Formation of the Shannon Consortium
The Shannon Consortium was formed in 2006 as a vehicle for accessing the HEA Strategic Innovation Fund (SIF). The founding Consortium partners were the University of Limerick (UL), Limerick Institute of Technology (now the Technical University of the Shannon: Midlands Midwest) and the Institute of Technology, Tralee (which later left the Consortium to build a partnership with Cork Institute of Technology).
The partners invited Mary Immaculate College to join the Consortium in order to build upon rich inter-institutional relationships in areas such as Teaching & Learning that had the potential to attract SIF funding. The Consortium was enormously successful. It quickly became a celebrated exemplar of collaboration and of resource sharing that underpinned regional development strategy.

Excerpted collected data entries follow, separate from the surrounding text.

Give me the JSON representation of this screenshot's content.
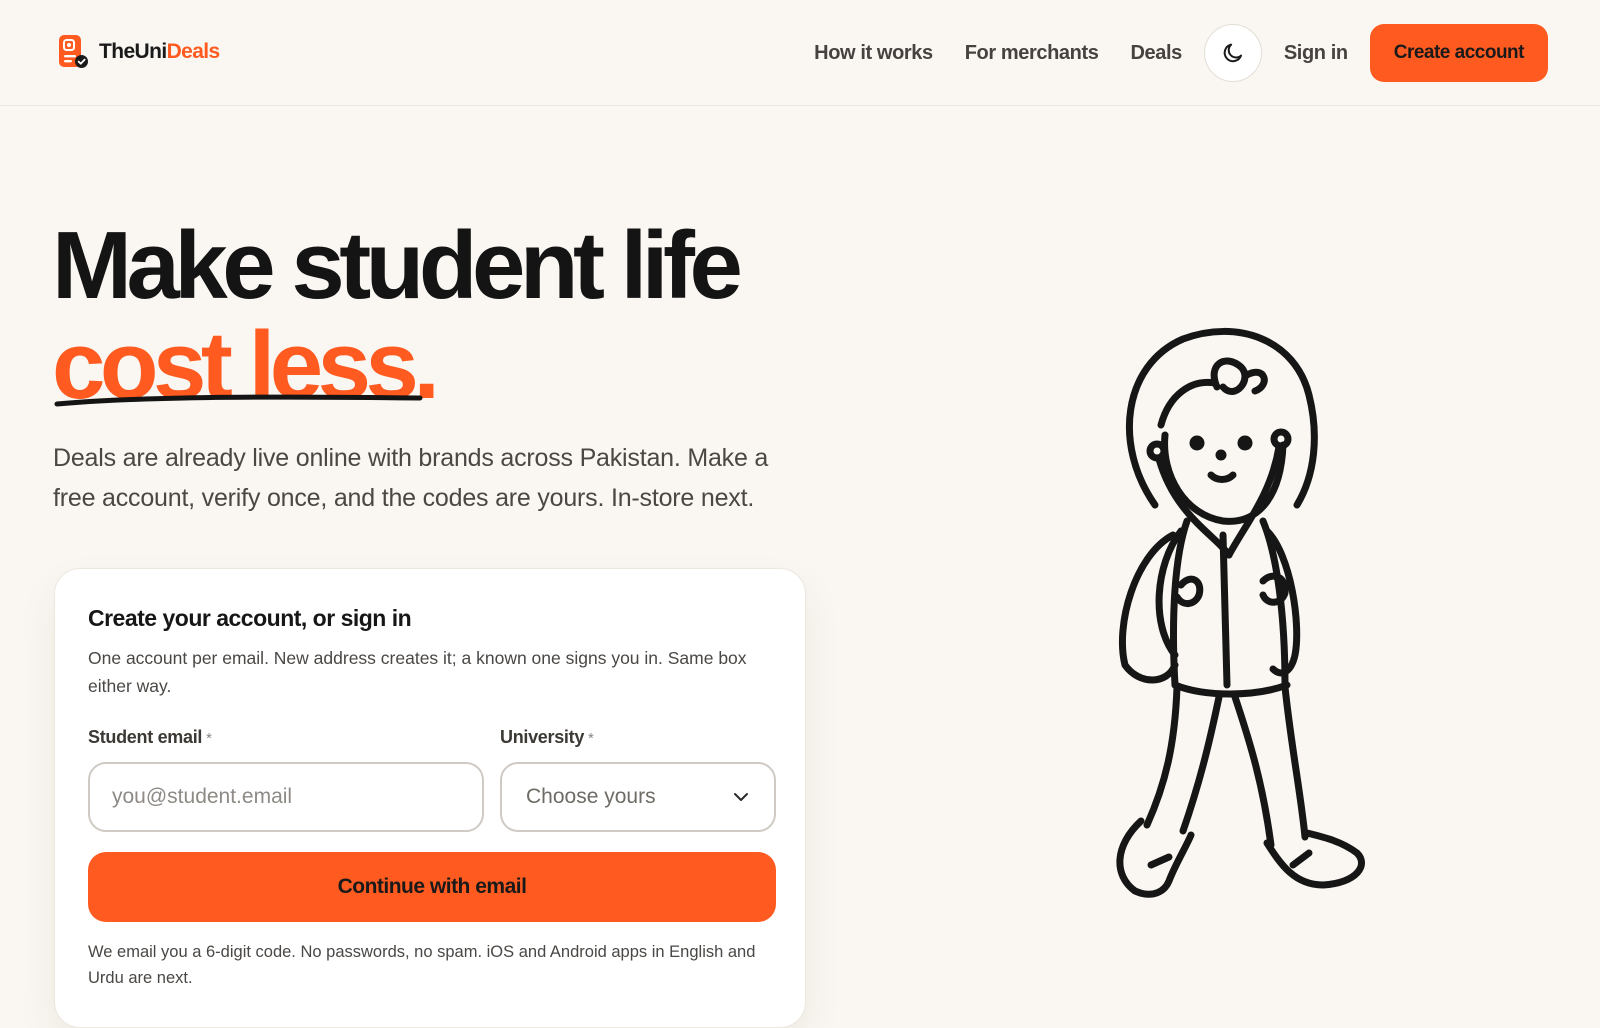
{
  "brand": {
    "prefix": "The",
    "middle": "Uni",
    "suffix": "Deals",
    "accent": "#ff5a1f"
  },
  "nav": {
    "how_it_works": "How it works",
    "for_merchants": "For merchants",
    "deals": "Deals",
    "theme_toggle_icon": "moon-icon",
    "sign_in": "Sign in",
    "create_account": "Create account"
  },
  "hero": {
    "title_line1": "Make student life",
    "title_line2": "cost less.",
    "subtitle": "Deals are already live online with brands across Pakistan. Make a free account, verify once, and the codes are yours. In-store next."
  },
  "form": {
    "title": "Create your account, or sign in",
    "description": "One account per email. New address creates it; a known one signs you in. Same box either way.",
    "email_label": "Student email",
    "email_placeholder": "you@student.email",
    "university_label": "University",
    "required_mark": "*",
    "university_value": "Choose yours",
    "submit_label": "Continue with email",
    "note": "We email you a 6-digit code. No passwords, no spam. iOS and Android apps in English and Urdu are next."
  },
  "illustration": {
    "icon": "student-walking-illustration"
  }
}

The three HEIs worked in tandem with the main public, statutory and civic organisations to promote Limerick City and the wider hinterland as a locus for high-value innovation. The Consortium was also a model for the regional 'clustering' model for higher education that emerged on foot of the process of reconfiguring the higher education landscape in Ireland that was overseen by the HEA on behalf of the Minister for Education and Skills. Although the Consortium was dissolved a decade later with the advent of the Technological University system, its enduring legacy was a strongly held commitment to meaningful and impactful inter-institutional partnership continues to be held by MIC, UL and TUS, and which was oriented towards realisation of the traditional university ideal of contributing to the public good.